Perhaps the reminder for all us is the reminder I received from Barack Obama’s Dreams of My Father:

Her voice sounded different to me now. Behind the layers of hurt, beneath the rugged laughter, I heard a willingness to endure. Endure-and make music that wasn’t there before.

Endure. Don’t lose heart. We are only just getting started in this new life even though politicians and business owners and even at times church leaders try to convince us that it’s time to get back to normal.

Endure. May God grant you the strength and perseverance to continue to keep your family and the most vulnerable among us safe.

Entering Eastertide: After the Rain

Even in the midst of this week’s storm, we have been able to sneak in our morning walk. Yesterday as we were walking, I was struck by the brightness of blooms. The way that they were glistening with the previous night’s rain only drew me to them more.

Have you ever woken up in the morning after a tough night that was filled with tears trying to hide the puffiness around your eyes? Trying to hide the fact that last night was a tough night?

I don’t know why, but I have always tried to hide the effects of crying. Maybe it’s because as a professional woman I didn’t want to be considered too emotional? Maybe it was because crying is an intensely vulnerable thing? Maybe it’s because at least when I cry, it isn’t one single tear, but a messy all-in experience?

As I walking yesterday after the rain, I felt tears streaming down my face. There was something about this after the rain world that gave me hope. It made me think that after the storm we are encountering there might just be some beautiful blooming in all of us. It made me hope that we would always appreciate a beautiful flower that can stop us in mid-stride drawing us in with its uniqueness and complexity.

These last three months, I have cried much more often for you and for us. For the lives lost and the plans canceled. I’ve cried for the doctors and the nurses and the scientists. I’ve cried for our kids and our grandparents. I’ve cried because there are no words and too many words. I’ve cried because I’m exhausted and everyone is exhausted.

After those tears, for the first maybe ever in my life, I haven’t gotten up and tried to hide the puffy eyes and cheeks. I’ve let me face and soul glisten in the rain of those tears showing that something beautiful is growing.

Entering Eastertide: A New Routine

When we do have to go out to the grocery store to get groceries or pick a prescription, we are following the CDC guidelines to wear a mask. This is something of an anomaly in our part of South Carolina. We are also sending only one member of our household on these trips.

There is so much information that it is hard to process what to take in and what to disregard. And in the midst of everything we are learning and changing, sometimes we simply forget to put a mask on or to move six feet apart from each other.

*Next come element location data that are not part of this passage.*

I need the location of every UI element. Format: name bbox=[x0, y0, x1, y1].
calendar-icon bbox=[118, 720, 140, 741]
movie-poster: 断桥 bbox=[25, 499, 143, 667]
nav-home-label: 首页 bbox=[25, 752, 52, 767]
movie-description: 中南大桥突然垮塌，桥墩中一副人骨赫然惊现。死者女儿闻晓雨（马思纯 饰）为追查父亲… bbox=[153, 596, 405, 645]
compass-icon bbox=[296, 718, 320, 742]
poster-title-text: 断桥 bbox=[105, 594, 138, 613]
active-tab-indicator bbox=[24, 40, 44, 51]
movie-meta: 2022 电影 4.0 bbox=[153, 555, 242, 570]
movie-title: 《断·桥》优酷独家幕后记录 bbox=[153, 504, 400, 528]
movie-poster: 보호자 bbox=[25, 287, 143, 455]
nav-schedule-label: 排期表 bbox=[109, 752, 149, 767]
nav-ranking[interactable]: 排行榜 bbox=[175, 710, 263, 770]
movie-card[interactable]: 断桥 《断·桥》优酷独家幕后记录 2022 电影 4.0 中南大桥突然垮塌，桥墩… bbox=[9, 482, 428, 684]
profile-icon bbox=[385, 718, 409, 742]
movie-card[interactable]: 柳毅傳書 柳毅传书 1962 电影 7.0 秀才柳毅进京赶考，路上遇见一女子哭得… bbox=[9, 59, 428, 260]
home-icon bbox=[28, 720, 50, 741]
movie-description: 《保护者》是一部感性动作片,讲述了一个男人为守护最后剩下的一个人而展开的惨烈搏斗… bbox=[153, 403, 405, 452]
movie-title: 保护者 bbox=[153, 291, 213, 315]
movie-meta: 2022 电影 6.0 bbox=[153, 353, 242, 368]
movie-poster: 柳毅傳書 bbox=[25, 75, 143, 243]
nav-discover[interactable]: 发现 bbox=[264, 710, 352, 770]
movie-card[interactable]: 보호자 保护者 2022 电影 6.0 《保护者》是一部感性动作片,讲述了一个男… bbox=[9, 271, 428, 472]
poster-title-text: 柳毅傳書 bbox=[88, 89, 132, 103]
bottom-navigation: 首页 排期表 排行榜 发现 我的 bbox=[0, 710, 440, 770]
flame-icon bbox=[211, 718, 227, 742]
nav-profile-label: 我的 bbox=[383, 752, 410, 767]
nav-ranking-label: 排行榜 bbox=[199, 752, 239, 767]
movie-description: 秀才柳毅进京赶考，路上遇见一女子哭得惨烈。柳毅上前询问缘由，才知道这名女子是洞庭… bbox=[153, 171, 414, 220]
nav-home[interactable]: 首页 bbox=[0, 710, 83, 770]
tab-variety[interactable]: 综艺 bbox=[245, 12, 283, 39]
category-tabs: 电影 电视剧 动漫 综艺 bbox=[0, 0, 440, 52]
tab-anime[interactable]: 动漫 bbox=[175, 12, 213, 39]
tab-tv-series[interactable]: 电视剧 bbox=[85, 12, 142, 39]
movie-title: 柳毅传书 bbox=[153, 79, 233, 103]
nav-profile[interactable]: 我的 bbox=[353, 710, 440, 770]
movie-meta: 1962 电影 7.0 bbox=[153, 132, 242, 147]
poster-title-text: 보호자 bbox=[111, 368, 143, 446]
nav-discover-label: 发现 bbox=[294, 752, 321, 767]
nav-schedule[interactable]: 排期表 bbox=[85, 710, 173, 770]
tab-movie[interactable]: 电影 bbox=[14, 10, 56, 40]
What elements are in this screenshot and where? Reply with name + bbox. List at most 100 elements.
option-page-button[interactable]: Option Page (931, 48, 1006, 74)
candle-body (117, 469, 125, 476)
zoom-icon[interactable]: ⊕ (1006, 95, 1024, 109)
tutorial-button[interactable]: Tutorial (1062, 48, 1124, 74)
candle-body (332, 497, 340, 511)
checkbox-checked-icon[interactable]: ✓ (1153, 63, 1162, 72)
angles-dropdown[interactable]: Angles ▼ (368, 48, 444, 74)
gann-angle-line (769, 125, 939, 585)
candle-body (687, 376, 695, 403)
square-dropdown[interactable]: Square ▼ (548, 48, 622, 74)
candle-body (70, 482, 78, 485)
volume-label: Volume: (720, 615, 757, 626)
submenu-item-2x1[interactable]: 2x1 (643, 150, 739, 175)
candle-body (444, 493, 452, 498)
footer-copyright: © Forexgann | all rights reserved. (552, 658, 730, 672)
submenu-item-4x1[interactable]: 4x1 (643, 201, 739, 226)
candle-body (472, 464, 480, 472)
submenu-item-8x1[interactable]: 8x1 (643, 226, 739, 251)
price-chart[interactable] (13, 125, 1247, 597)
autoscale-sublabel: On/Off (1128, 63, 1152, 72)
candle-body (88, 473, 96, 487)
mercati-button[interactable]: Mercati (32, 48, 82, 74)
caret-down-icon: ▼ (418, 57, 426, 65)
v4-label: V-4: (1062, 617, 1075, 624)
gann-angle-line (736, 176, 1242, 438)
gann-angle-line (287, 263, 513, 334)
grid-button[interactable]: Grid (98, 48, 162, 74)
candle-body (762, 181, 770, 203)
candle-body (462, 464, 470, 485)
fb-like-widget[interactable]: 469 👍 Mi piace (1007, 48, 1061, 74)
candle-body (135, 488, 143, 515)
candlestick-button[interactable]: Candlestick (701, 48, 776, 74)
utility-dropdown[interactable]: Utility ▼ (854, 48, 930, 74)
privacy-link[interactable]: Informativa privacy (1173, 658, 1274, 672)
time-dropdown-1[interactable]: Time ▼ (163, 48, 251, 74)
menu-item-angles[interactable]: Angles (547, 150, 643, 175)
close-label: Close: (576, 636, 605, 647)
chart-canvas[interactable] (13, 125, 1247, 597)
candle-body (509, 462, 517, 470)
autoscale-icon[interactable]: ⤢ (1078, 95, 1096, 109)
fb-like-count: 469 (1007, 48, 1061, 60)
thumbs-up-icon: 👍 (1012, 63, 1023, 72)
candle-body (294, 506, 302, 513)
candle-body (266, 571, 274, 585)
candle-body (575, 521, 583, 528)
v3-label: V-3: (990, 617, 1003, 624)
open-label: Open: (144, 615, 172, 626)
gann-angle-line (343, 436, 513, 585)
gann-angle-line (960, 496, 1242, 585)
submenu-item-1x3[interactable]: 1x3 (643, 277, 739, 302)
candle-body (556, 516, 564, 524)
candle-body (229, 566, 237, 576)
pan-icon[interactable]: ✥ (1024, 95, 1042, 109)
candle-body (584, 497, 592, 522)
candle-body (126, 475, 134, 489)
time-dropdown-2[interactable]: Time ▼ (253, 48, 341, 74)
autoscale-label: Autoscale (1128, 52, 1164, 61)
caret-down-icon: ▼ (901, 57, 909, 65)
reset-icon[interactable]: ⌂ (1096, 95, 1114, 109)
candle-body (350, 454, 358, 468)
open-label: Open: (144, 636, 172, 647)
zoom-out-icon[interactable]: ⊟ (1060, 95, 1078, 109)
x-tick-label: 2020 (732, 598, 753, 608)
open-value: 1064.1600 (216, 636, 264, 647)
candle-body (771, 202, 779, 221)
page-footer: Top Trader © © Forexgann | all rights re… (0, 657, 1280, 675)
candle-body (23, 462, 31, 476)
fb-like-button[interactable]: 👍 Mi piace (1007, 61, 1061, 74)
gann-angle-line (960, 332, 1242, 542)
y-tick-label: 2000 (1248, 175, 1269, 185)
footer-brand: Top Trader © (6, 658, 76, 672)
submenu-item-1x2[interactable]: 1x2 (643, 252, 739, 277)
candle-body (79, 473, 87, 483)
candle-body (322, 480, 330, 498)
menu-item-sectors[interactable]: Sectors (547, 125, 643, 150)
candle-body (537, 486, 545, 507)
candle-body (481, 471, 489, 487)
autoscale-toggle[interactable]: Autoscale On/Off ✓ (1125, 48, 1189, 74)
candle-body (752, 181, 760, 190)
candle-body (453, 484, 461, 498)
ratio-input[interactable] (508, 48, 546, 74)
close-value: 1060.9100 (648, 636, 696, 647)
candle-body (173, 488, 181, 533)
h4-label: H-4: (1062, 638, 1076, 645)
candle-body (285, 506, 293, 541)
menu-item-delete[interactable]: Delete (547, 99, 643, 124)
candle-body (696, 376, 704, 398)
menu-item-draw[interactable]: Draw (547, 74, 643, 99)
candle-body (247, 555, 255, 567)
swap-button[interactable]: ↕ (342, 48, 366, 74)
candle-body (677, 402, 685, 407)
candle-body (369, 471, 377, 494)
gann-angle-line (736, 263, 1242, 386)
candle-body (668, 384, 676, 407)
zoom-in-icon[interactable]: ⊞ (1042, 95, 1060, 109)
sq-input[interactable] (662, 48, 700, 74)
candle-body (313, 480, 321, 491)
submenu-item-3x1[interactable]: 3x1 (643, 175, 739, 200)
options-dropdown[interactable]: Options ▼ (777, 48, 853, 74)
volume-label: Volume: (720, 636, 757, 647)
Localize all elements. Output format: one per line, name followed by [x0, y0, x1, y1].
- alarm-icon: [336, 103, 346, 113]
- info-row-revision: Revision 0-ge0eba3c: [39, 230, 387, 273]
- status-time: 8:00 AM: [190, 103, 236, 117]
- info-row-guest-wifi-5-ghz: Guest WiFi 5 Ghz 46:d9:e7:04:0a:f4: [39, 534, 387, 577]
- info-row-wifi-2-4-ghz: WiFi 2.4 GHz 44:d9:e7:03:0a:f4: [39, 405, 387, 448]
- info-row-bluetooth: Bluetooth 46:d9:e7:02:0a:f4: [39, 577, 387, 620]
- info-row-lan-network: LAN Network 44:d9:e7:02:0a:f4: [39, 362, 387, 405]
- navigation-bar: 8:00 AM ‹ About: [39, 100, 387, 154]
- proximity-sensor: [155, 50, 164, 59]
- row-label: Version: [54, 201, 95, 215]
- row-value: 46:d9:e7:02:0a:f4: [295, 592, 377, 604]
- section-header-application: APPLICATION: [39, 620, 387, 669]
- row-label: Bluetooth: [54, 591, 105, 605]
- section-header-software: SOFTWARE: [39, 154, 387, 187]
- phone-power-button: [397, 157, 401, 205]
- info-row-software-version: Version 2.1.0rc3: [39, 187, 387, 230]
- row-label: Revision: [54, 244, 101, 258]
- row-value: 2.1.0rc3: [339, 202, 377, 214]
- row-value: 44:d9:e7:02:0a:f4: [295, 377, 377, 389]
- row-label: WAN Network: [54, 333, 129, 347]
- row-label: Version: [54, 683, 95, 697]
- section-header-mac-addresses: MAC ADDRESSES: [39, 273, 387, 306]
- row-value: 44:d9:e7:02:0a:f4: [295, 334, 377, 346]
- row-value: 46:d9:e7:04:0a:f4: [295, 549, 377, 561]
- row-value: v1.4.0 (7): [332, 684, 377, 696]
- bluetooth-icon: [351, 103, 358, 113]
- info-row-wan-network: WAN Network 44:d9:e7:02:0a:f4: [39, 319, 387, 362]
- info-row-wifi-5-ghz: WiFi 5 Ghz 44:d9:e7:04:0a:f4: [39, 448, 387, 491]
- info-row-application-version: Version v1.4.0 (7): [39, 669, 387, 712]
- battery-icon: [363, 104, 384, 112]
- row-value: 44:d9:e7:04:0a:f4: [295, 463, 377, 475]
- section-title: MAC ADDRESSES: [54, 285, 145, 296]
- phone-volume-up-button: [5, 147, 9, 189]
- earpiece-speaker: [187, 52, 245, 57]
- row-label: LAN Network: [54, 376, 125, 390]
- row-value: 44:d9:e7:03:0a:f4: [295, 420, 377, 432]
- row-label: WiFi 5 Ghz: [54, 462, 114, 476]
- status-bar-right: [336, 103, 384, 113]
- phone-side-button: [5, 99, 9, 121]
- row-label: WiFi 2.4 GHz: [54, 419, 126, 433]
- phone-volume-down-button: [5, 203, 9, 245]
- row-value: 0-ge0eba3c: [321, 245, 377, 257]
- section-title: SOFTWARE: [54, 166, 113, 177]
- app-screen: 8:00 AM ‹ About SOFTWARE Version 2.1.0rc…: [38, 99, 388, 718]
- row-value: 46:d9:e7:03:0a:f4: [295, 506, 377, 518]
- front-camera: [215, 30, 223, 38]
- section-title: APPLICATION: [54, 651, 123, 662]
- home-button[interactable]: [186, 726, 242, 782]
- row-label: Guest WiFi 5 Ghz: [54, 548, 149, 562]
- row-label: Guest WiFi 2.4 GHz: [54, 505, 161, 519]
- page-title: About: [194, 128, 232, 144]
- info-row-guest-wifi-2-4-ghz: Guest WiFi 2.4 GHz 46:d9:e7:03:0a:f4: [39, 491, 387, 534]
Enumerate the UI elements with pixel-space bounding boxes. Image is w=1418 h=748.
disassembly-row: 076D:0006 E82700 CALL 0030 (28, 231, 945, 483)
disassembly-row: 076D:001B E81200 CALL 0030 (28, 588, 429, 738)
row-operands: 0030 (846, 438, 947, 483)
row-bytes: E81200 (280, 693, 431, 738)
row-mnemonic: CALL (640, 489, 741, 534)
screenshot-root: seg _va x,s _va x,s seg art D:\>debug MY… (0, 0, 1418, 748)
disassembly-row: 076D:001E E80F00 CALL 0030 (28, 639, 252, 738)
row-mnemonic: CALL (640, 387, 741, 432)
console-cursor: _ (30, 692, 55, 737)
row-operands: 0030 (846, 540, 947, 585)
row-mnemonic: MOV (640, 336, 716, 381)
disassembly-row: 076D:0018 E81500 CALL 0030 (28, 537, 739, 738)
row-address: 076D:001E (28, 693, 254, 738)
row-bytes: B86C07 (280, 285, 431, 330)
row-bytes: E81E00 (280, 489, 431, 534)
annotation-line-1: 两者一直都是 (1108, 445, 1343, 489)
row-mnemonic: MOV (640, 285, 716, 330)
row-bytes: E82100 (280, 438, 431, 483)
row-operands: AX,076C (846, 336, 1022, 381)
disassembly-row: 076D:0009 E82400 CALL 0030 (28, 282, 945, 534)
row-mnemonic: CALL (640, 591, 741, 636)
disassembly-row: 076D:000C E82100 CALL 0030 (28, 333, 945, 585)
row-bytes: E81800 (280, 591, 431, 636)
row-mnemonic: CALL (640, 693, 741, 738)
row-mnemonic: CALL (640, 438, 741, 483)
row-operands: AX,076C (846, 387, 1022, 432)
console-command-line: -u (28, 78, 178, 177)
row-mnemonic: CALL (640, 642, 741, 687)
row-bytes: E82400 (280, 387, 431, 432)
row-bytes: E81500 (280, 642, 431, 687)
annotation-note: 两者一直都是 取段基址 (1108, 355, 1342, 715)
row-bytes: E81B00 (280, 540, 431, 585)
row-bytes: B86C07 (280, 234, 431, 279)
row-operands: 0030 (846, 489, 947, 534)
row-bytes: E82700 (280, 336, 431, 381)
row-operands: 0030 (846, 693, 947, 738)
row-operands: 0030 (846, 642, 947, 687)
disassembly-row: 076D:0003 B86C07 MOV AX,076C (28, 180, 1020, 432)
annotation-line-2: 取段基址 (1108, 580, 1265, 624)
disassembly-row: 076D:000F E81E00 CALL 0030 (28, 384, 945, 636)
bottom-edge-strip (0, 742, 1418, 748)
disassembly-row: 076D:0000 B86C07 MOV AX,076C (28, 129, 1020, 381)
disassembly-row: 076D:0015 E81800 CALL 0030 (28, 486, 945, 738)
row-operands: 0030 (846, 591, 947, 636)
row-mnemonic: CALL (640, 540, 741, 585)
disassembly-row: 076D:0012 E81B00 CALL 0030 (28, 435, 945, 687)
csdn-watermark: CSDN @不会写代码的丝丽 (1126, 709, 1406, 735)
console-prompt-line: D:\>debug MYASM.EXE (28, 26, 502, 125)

We are developing a new routine, adjusting the way we have done things that we have done hundreds of times. As we are moving in this new reality, our brains haven’t quite caught up to this new routine. It takes sixty-six days to develop a habit. Many of us are closing in on that time where the way we have been living will be our new routine because we have been in this new normal for almost sixty-six days.

In some ways, it is insufferably long and in other ways, the days have run together making it difficult to decipher one from the other.

If you find yourself balking at the recommendation from the CDC and DHEC, you may just be balking at yet another change after so many changes right in a row. Your brain needs time to adjust, but your brain is also in a state of stress.

New routines are incredibly difficult to establish. Around 82% of New Year’s Resolutions go unrealized. This is hard work. This is important work. This is the work that will keep us safe and those around us safe.